Think of the GrayFish malware as being something like Ebola for computers. Like Ebola, this malware only spreads through direct contact, it can infect its victim in a variety of ways and it may be impossible to cure—at least before it has done irreparable damage.
This malware, which is just coming to light through research at Kaspersky Lab, is created and fielded by a shadowy team of hackers, which Kaspersky calls the Equation Group. It got the name because of the highly sophisticated algorithms it uses.
Kaspersky says that the most recent version of the malware from this group, called GrayFish, specifically targets computers in a specific list of countries, including China and Russia. As was the case with Stuxnet, this malware is distributed only through infected USB memory sticks.

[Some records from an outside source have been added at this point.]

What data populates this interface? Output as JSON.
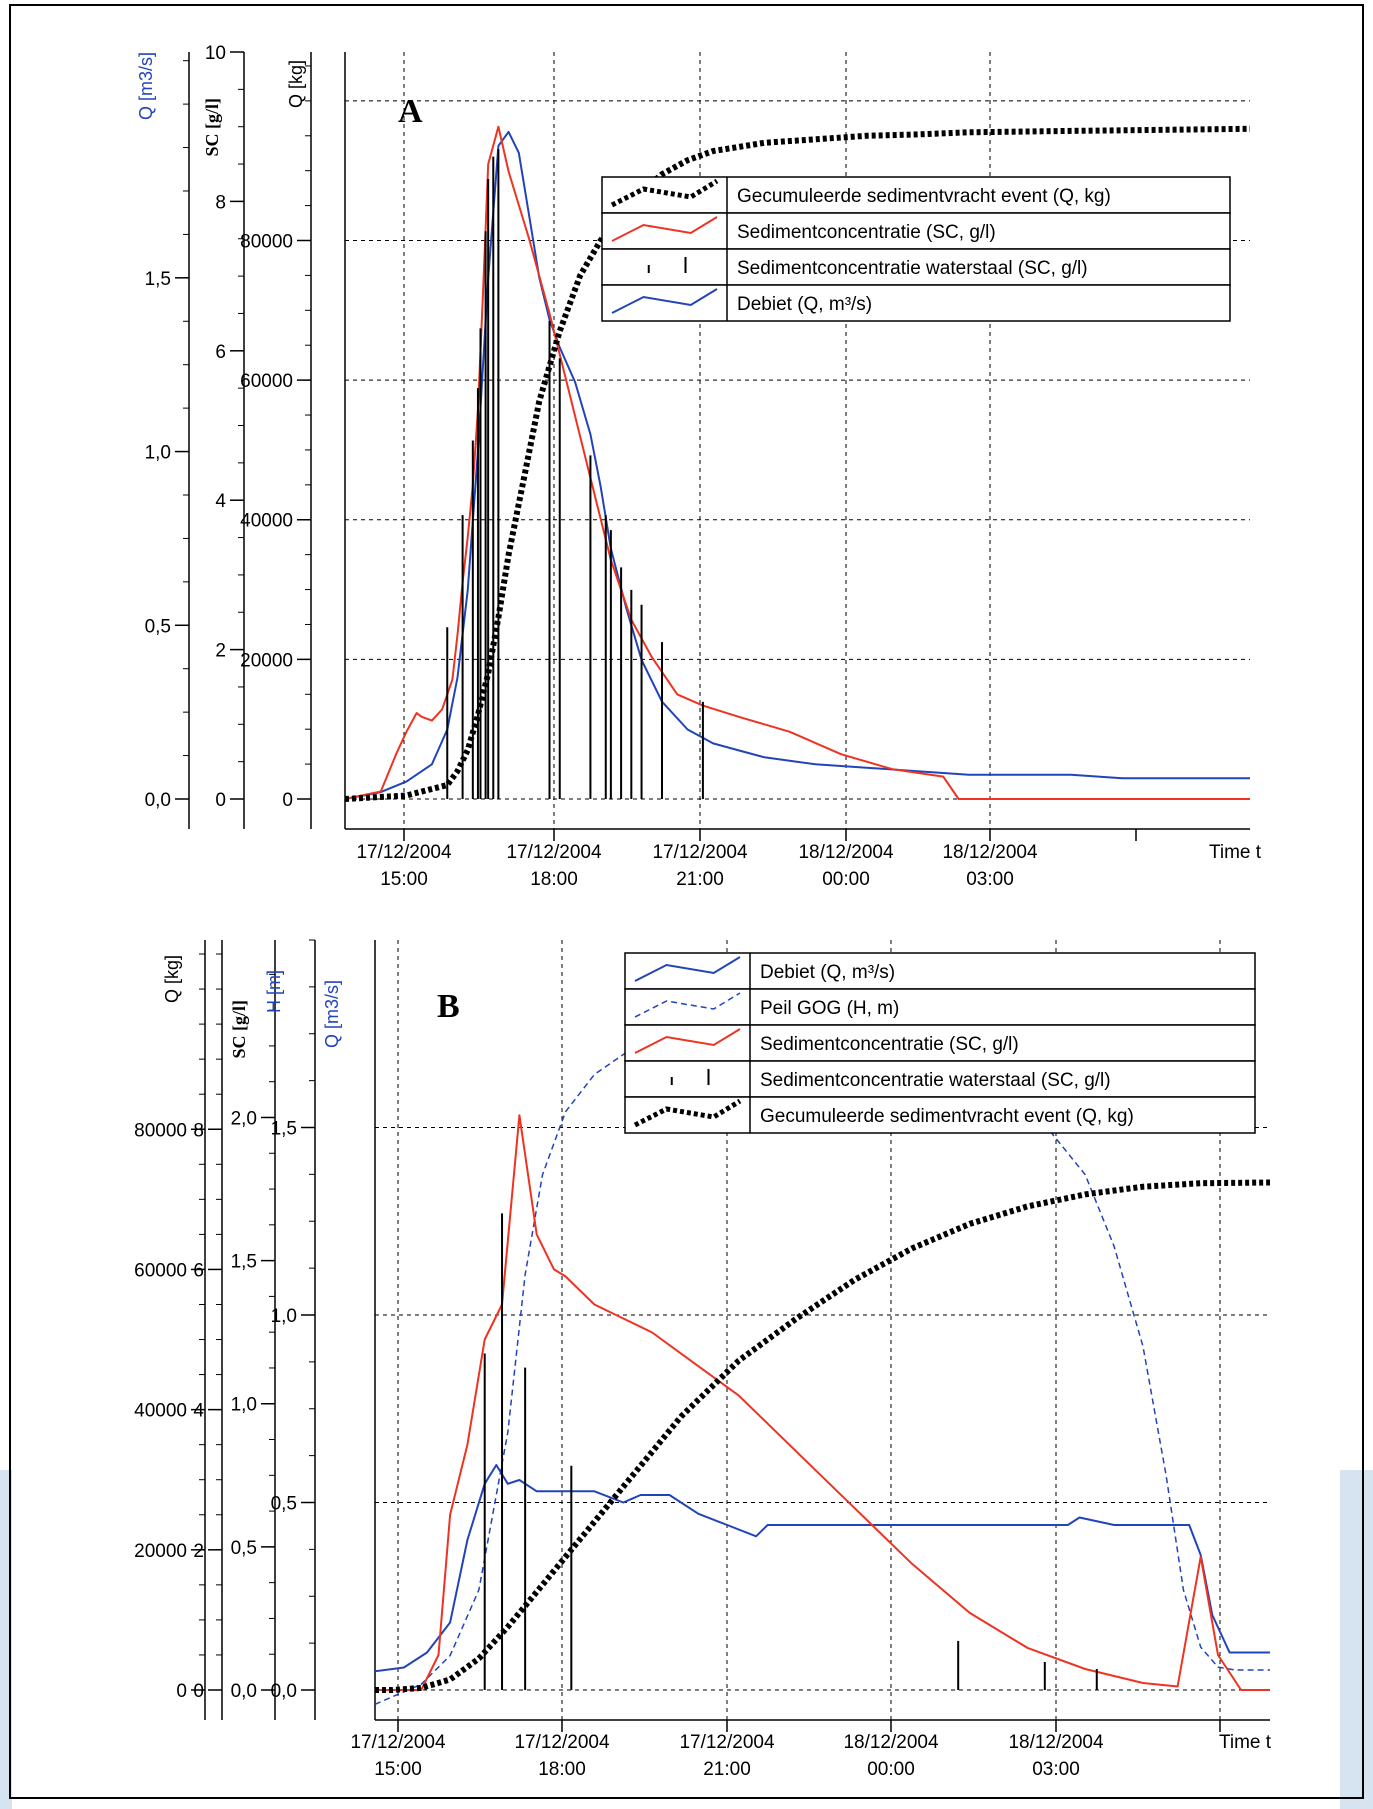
{
  "colors": {
    "black": "#000000",
    "red": "#ee3322",
    "blue": "#2244bb",
    "frame_edge": "#d6e4f2"
  },
  "panels": [
    {
      "letter": "A",
      "axes": [
        {
          "label": "Q [m3/s]",
          "color": "#2244bb",
          "range": [
            0,
            2.15
          ],
          "ticks": [
            {
              "v": 0,
              "t": "0,0"
            },
            {
              "v": 0.5,
              "t": "0,5"
            },
            {
              "v": 1,
              "t": "1,0"
            },
            {
              "v": 1.5,
              "t": "1,5"
            }
          ]
        },
        {
          "label": "SC [g/l]",
          "color": "#000000",
          "range": [
            0,
            10
          ],
          "ticks": [
            {
              "v": 0,
              "t": "0"
            },
            {
              "v": 2,
              "t": "2"
            },
            {
              "v": 4,
              "t": "4"
            },
            {
              "v": 6,
              "t": "6"
            },
            {
              "v": 8,
              "t": "8"
            },
            {
              "v": 10,
              "t": "10"
            }
          ]
        },
        {
          "label": "Q [kg]",
          "color": "#000000",
          "range": [
            0,
            107000
          ],
          "ticks": [
            {
              "v": 0,
              "t": "0"
            },
            {
              "v": 20000,
              "t": "20000"
            },
            {
              "v": 40000,
              "t": "40000"
            },
            {
              "v": 60000,
              "t": "60000"
            },
            {
              "v": 80000,
              "t": "80000"
            }
          ]
        }
      ],
      "x_ticks": [
        {
          "d": "17/12/2004",
          "h": "15:00"
        },
        {
          "d": "17/12/2004",
          "h": "18:00"
        },
        {
          "d": "17/12/2004",
          "h": "21:00"
        },
        {
          "d": "18/12/2004",
          "h": "00:00"
        },
        {
          "d": "18/12/2004",
          "h": "03:00"
        }
      ],
      "x_title": "Time t",
      "legend": [
        {
          "text": "Gecumuleerde sedimentvracht event (Q, kg)",
          "style": "dots"
        },
        {
          "text": "Sedimentconcentratie (SC, g/l)",
          "style": "red"
        },
        {
          "text": "Sedimentconcentratie waterstaal (SC, g/l)",
          "style": "bars"
        },
        {
          "text": "Debiet (Q, m³/s)",
          "style": "blue"
        }
      ]
    },
    {
      "letter": "B",
      "axes": [
        {
          "label": "Q [kg]",
          "color": "#000000",
          "range": [
            0,
            107000
          ],
          "ticks": [
            {
              "v": 0,
              "t": "0"
            },
            {
              "v": 20000,
              "t": "20000"
            },
            {
              "v": 40000,
              "t": "40000"
            },
            {
              "v": 60000,
              "t": "60000"
            },
            {
              "v": 80000,
              "t": "80000"
            }
          ]
        },
        {
          "label": "SC [g/l]",
          "color": "#000000",
          "range": [
            0,
            10.7
          ],
          "ticks": [
            {
              "v": 0,
              "t": "0"
            },
            {
              "v": 2,
              "t": "2"
            },
            {
              "v": 4,
              "t": "4"
            },
            {
              "v": 6,
              "t": "6"
            },
            {
              "v": 8,
              "t": "8"
            }
          ]
        },
        {
          "label": "H [m]",
          "color": "#2244bb",
          "range": [
            0,
            2.62
          ],
          "ticks": [
            {
              "v": 0,
              "t": "0,0"
            },
            {
              "v": 0.5,
              "t": "0,5"
            },
            {
              "v": 1,
              "t": "1,0"
            },
            {
              "v": 1.5,
              "t": "1,5"
            },
            {
              "v": 2,
              "t": "2,0"
            }
          ]
        },
        {
          "label": "Q [m3/s]",
          "color": "#2244bb",
          "range": [
            0,
            2.0
          ],
          "ticks": [
            {
              "v": 0,
              "t": "0,0"
            },
            {
              "v": 0.5,
              "t": "0,5"
            },
            {
              "v": 1,
              "t": "1,0"
            },
            {
              "v": 1.5,
              "t": "1,5"
            }
          ]
        }
      ],
      "x_ticks": [
        {
          "d": "17/12/2004",
          "h": "15:00"
        },
        {
          "d": "17/12/2004",
          "h": "18:00"
        },
        {
          "d": "17/12/2004",
          "h": "21:00"
        },
        {
          "d": "18/12/2004",
          "h": "00:00"
        },
        {
          "d": "18/12/2004",
          "h": "03:00"
        }
      ],
      "x_title": "Time t",
      "legend": [
        {
          "text": "Debiet (Q, m³/s)",
          "style": "blue"
        },
        {
          "text": "Peil GOG (H, m)",
          "style": "bluedash"
        },
        {
          "text": "Sedimentconcentratie (SC, g/l)",
          "style": "red"
        },
        {
          "text": "Sedimentconcentratie waterstaal (SC, g/l)",
          "style": "bars"
        },
        {
          "text": "Gecumuleerde sedimentvracht event (Q, kg)",
          "style": "dots"
        }
      ]
    }
  ],
  "chart_data": [
    {
      "type": "line",
      "title": "A",
      "xlabel": "Time t",
      "x_unit": "hours since 17/12/2004 00:00",
      "xlim": [
        13.8,
        31.5
      ],
      "series": [
        {
          "name": "Debiet (Q, m³/s)",
          "axis": "Q [m3/s]",
          "x": [
            13.8,
            14.5,
            15.0,
            15.5,
            15.8,
            16.0,
            16.2,
            16.4,
            16.6,
            16.8,
            17.0,
            17.2,
            17.4,
            17.6,
            17.8,
            18.0,
            18.3,
            18.6,
            18.8,
            19.0,
            19.3,
            19.6,
            20.0,
            20.5,
            21.0,
            21.5,
            22.0,
            23.0,
            24.0,
            25.0,
            26.0,
            27.0,
            28.0,
            29.0,
            30.0,
            31.5
          ],
          "y": [
            0.0,
            0.02,
            0.05,
            0.1,
            0.2,
            0.35,
            0.6,
            1.0,
            1.5,
            1.88,
            1.92,
            1.86,
            1.68,
            1.5,
            1.38,
            1.3,
            1.2,
            1.05,
            0.9,
            0.72,
            0.55,
            0.4,
            0.28,
            0.2,
            0.16,
            0.14,
            0.12,
            0.1,
            0.09,
            0.08,
            0.07,
            0.07,
            0.07,
            0.06,
            0.06,
            0.06
          ]
        },
        {
          "name": "Sedimentconcentratie (SC, g/l)",
          "axis": "SC [g/l]",
          "x": [
            13.8,
            14.5,
            14.8,
            15.0,
            15.2,
            15.3,
            15.5,
            15.7,
            15.9,
            16.0,
            16.1,
            16.2,
            16.3,
            16.4,
            16.5,
            16.6,
            16.8,
            17.0,
            17.4,
            17.8,
            18.2,
            18.6,
            19.0,
            19.4,
            19.8,
            20.3,
            20.8,
            21.5,
            22.5,
            23.5,
            24.5,
            25.5,
            25.8,
            31.5
          ],
          "y": [
            0.0,
            0.1,
            0.6,
            0.9,
            1.15,
            1.1,
            1.05,
            1.2,
            1.6,
            2.2,
            2.9,
            3.5,
            4.2,
            5.2,
            6.8,
            8.5,
            9.0,
            8.4,
            7.5,
            6.5,
            5.4,
            4.3,
            3.2,
            2.4,
            1.9,
            1.4,
            1.25,
            1.1,
            0.9,
            0.6,
            0.4,
            0.3,
            0.0,
            0.0
          ]
        },
        {
          "name": "Gecumuleerde sedimentvracht event (Q, kg)",
          "axis": "Q [kg]",
          "x": [
            13.8,
            15.0,
            15.8,
            16.0,
            16.2,
            16.4,
            16.6,
            16.8,
            17.0,
            17.3,
            17.6,
            18.0,
            18.4,
            18.8,
            19.2,
            19.6,
            20.0,
            20.5,
            21.0,
            22.0,
            23.0,
            24.0,
            25.0,
            26.0,
            28.0,
            31.5
          ],
          "y": [
            0,
            500,
            2000,
            4000,
            7000,
            12000,
            18000,
            26000,
            35000,
            46000,
            57000,
            67000,
            75000,
            80000,
            84000,
            87000,
            89500,
            91500,
            92800,
            94000,
            94500,
            95000,
            95200,
            95500,
            95700,
            96000
          ]
        },
        {
          "name": "Sedimentconcentratie waterstaal (SC, g/l)",
          "axis": "SC [g/l]",
          "x": [
            15.8,
            16.1,
            16.3,
            16.4,
            16.45,
            16.55,
            16.6,
            16.7,
            16.8,
            17.8,
            18.0,
            18.6,
            18.9,
            19.0,
            19.2,
            19.4,
            19.6,
            20.0,
            20.8
          ],
          "y": [
            2.3,
            3.8,
            4.8,
            5.5,
            6.3,
            7.6,
            8.3,
            8.6,
            8.7,
            6.4,
            5.9,
            4.6,
            3.8,
            3.6,
            3.1,
            2.8,
            2.6,
            2.1,
            1.3
          ]
        }
      ]
    },
    {
      "type": "line",
      "title": "B",
      "xlabel": "Time t",
      "x_unit": "hours since 17/12/2004 00:00",
      "xlim": [
        14.7,
        30.2
      ],
      "series": [
        {
          "name": "Debiet (Q, m³/s)",
          "axis": "Q [m3/s]",
          "x": [
            14.7,
            15.2,
            15.6,
            16.0,
            16.3,
            16.6,
            16.8,
            17.0,
            17.2,
            17.5,
            18.0,
            18.5,
            19.0,
            19.3,
            19.8,
            20.3,
            20.8,
            21.3,
            21.5,
            22.0,
            23.0,
            24.0,
            25.0,
            26.0,
            26.7,
            26.9,
            27.5,
            28.5,
            28.8,
            29.0,
            29.2,
            29.5,
            30.2
          ],
          "y": [
            0.05,
            0.06,
            0.1,
            0.18,
            0.4,
            0.55,
            0.6,
            0.55,
            0.56,
            0.53,
            0.53,
            0.53,
            0.5,
            0.52,
            0.52,
            0.47,
            0.44,
            0.41,
            0.44,
            0.44,
            0.44,
            0.44,
            0.44,
            0.44,
            0.44,
            0.46,
            0.44,
            0.44,
            0.44,
            0.36,
            0.2,
            0.1,
            0.1
          ]
        },
        {
          "name": "Peil GOG (H, m)",
          "axis": "H [m]",
          "x": [
            14.7,
            15.5,
            16.0,
            16.5,
            17.0,
            17.3,
            17.6,
            18.0,
            18.5,
            19.0,
            19.5,
            20.0,
            21.0,
            22.0,
            23.0,
            24.0,
            25.0,
            26.0,
            27.0,
            27.5,
            28.0,
            28.4,
            28.7,
            29.0,
            29.3,
            29.6,
            30.2
          ],
          "y": [
            -0.05,
            0.02,
            0.12,
            0.35,
            0.9,
            1.45,
            1.8,
            2.02,
            2.15,
            2.22,
            2.28,
            2.3,
            2.3,
            2.3,
            2.25,
            2.2,
            2.15,
            2.05,
            1.8,
            1.55,
            1.2,
            0.75,
            0.35,
            0.15,
            0.08,
            0.07,
            0.07
          ]
        },
        {
          "name": "Sedimentconcentratie (SC, g/l)",
          "axis": "SC [g/l]",
          "x": [
            14.7,
            15.5,
            15.8,
            16.0,
            16.3,
            16.6,
            16.9,
            17.2,
            17.5,
            17.8,
            18.0,
            18.5,
            19.0,
            19.5,
            20.0,
            21.0,
            22.0,
            23.0,
            24.0,
            25.0,
            26.0,
            27.0,
            28.0,
            28.6,
            29.0,
            29.3,
            29.7,
            30.2
          ],
          "y": [
            0.0,
            0.0,
            0.5,
            2.5,
            3.5,
            5.0,
            5.5,
            8.2,
            6.5,
            6.0,
            5.9,
            5.5,
            5.3,
            5.1,
            4.8,
            4.2,
            3.4,
            2.6,
            1.8,
            1.1,
            0.6,
            0.3,
            0.1,
            0.05,
            1.9,
            0.5,
            0.0,
            0.0
          ]
        },
        {
          "name": "Gecumuleerde sedimentvracht event (Q, kg)",
          "axis": "Q [kg]",
          "x": [
            14.7,
            15.0,
            15.5,
            16.0,
            16.5,
            17.0,
            17.5,
            18.0,
            18.5,
            19.0,
            19.5,
            20.0,
            21.0,
            22.0,
            23.0,
            24.0,
            25.0,
            26.0,
            27.0,
            28.0,
            29.0,
            30.2
          ],
          "y": [
            0,
            0,
            300,
            1500,
            4500,
            9000,
            14000,
            19000,
            24000,
            29000,
            34000,
            39000,
            47000,
            53000,
            58500,
            63000,
            66500,
            69000,
            70700,
            71800,
            72300,
            72400
          ]
        },
        {
          "name": "Sedimentconcentratie waterstaal (SC, g/l)",
          "axis": "SC [g/l]",
          "x": [
            16.6,
            16.9,
            17.3,
            18.1,
            24.8,
            26.3,
            27.2
          ],
          "y": [
            4.8,
            6.8,
            4.6,
            3.2,
            0.7,
            0.4,
            0.3
          ]
        }
      ]
    }
  ]
}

And like Stuxnet the USB vectors work by tempting users in the targeted population to insert the USB memory sticks into a port on a computer to spread the malware infection.
There's been a great deal of speculation about the origin of GrayFish, including that it is being spread by the National Security Agency. Considering the level of complexity and sophistication as well as the list of probable targets, this may be the case. However, Kaspersky is making no such claims, and, in fact, is going out of its way to say that its researchers are making no such connection.
"We are not able to confirm the conclusions that journalists came up with in regards to attribution," a spokesperson for the company told eWEEK in an email. "Kaspersky Lab experts worked on the technical analysis of the group's malware, and we don't have hard proof to attribute the Equation Group or speak of its origin," the email stated.
"With threat actor groups as skilled as the Equation team, mistakes are rare," the Kaspersky spokesman noted, "and making attribution is extremely difficult. However we do see a close connection between the Equation, Stuxnet and Flame groups."
However, the Kaspersky spokesperson did discuss the sophistication of the cyber-threat with eWEEK. "The group is unique almost in every aspect of their activities: they use tools that are very complicated and expensive to develop in order to infect victims, retrieve data and hide activity in an outstandingly professional way, and utilize classic spying techniques to deliver malicious payloads to the victims," the spokesman wrote.
So the chances that the Equation Group is state-sponsored are very high, if only because the cost and difficulty of developing such a malware tool is beyond the means of anybody without access to the resources of a nation state. In addition, the target list seems to focus on computers, especially servers, that belong to government entities. But this does not mean it's the NSA that's doing this.